09 July 2006

it sure does rain a lot here

greetings from gangtok! the commercial and something or other capital of sikkim. the views from here are pretty great, even if the clouds are still blocking the major himalayan peaks.

we arrived yesterday, promptly found some other travellers, and got drunk. today was a bit of shut up monastery and walking up steep hills and krrish, a movie you should see if you're anywhere near a theatre that's playing it. (ny kids, i'm looking at you here.)

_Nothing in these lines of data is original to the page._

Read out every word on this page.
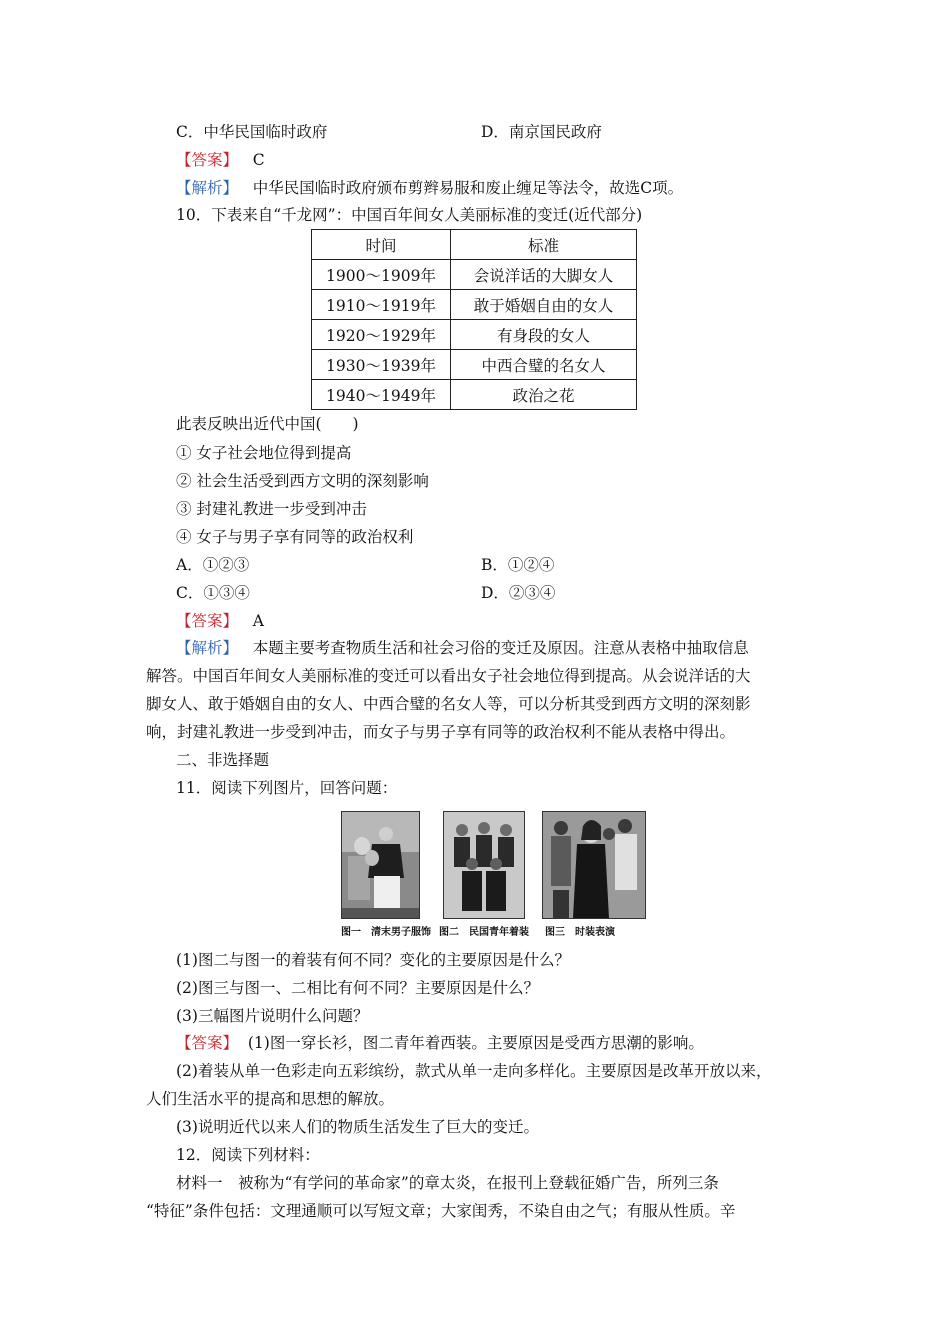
C．中华民国临时政府	D．南京国民政府
【答案】 C
【解析】 中华民国临时政府颁布剪辫易服和废止缠足等法令，故选C项。
10．下表来自“千龙网”：中国百年间女人美丽标准的变迁(近代部分)
时间	标准
1900～1909年	会说洋话的大脚女人
1910～1919年	敢于婚姻自由的女人
1920～1929年	有身段的女人
1930～1939年	中西合璧的名女人
1940～1949年	政治之花
此表反映出近代中国(　　)
① 女子社会地位得到提高
② 社会生活受到西方文明的深刻影响
③ 封建礼教进一步受到冲击
④ 女子与男子享有同等的政治权利
A．①②③	B．①②④
C．①③④	D．②③④
【答案】 A
【解析】 本题主要考查物质生活和社会习俗的变迁及原因。注意从表格中抽取信息
解答。中国百年间女人美丽标准的变迁可以看出女子社会地位得到提高。从会说洋话的大
脚女人、敢于婚姻自由的女人、中西合璧的名女人等，可以分析其受到西方文明的深刻影
响，封建礼教进一步受到冲击，而女子与男子享有同等的政治权利不能从表格中得出。
二、非选择题
11．阅读下列图片，回答问题：
图一　清末男子服饰 图二　民国青年着装 图三　时装表演
(1)图二与图一的着装有何不同？变化的主要原因是什么？
(2)图三与图一、二相比有何不同？主要原因是什么？
(3)三幅图片说明什么问题？
【答案】 (1)图一穿长衫，图二青年着西装。主要原因是受西方思潮的影响。
(2)着装从单一色彩走向五彩缤纷，款式从单一走向多样化。主要原因是改革开放以来，
人们生活水平的提高和思想的解放。
(3)说明近代以来人们的物质生活发生了巨大的变迁。
12．阅读下列材料：
材料一　被称为“有学问的革命家”的章太炎，在报刊上登载征婚广告，所列三条
“特征”条件包括：文理通顺可以写短文章；大家闺秀，不染自由之气；有服从性质。辛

the rain will not hold us back, we will trudge on through the mud. and the leeches. tomorrow we go up to some valley with some dudes and trek around. it sounds like a lot more driving and staying in hotels than trekkking, but if you could see the kind of rain that's coming down right now, you'd be OK with that, too. pray for clear skies.

i've finally realized that there is a minimum of three cups of chai a day, and this is if you refuse upwards of five offers of it. what's more, it's usually poffered by some adorable child who looks at you with gigantic brown eyes and a dazzling smile and has this cute metal basket that holds glasses that he or she is delightedly swinging back and forth in anticipation of bringing you a hot glass, and sweetly says "chai?" you've said "two please," before you even know what happened.

hey, HBO has commercials on it here. isn't that weird? i suppose that might be the least weird thing i've seen here, but i still get a kick out of it. i'm surprised at how many hotels have had tellys. even the bare bones place we stayed in siliguri had one. we do not have one here and it's a nice change of pace.

this town apparently has a city-wide wake up policy that requires some dude to roam the streets at some ungodly hour banging on a gong and yelling something in one of about four options of languages, a la "bring out your dead". who knows, maybe that's what he's saying.

gangtok is the source for "alpine gouda cheese". what else do you want from me?

chow mein is very popular here. i've enjoyed it myself. it is more like what is called lo mein in the states, but with thinner noodles. also popular here is chewing on red stuff and spewing a geyser of red saliva all over the place. these dudes are way into that.

a spring roll has nothing to do with anything you've ever seen before. it's basically a chow mein omlette. yep, that's what i said, and that's what i meant.

per usual, it is loud, chaotic, confusing and beautiful. and the water is rather unreliable.

2 comments:

Anonymous said...

I'll try to catch Krrish at the fancy cinema here in Bangalore with the recliners and the waiter service.

Last night I caught half of some big budget Indian action movie on cable that was set in Brooklyn, or at least sorta. They were definitely in Brooklyn for a while, I heard them say 'Brooklyn' many times, and they spent some time coolin' out under the Brooklyn Bridge, disposing of a body, you know, the way we do. Then everyone got arrested, even the dancing girls, and they were driven out of town and into the desert (I think that's upstate somewhere, or maybe Jersey), where it was revealed the detective dude was actually the evil dude, wearing a mask. This necessitated a big fight with hand guns with huge laser sites attached, and motorcycles. Then they were back on some docks somewhere, which I think was meant to be Brooklyn again, but wasn't. More gun fights. Then a first class flight, smiling girl, many diamonds, which I think indicated a happy ending.

The red stuff they're chewing is beetle nut. Try some, you'll be up for days.

wild cherry sara said...

we were in the last row of an unairconditioned mountain town cinema...not quite the same. i want to catch one in calcutta.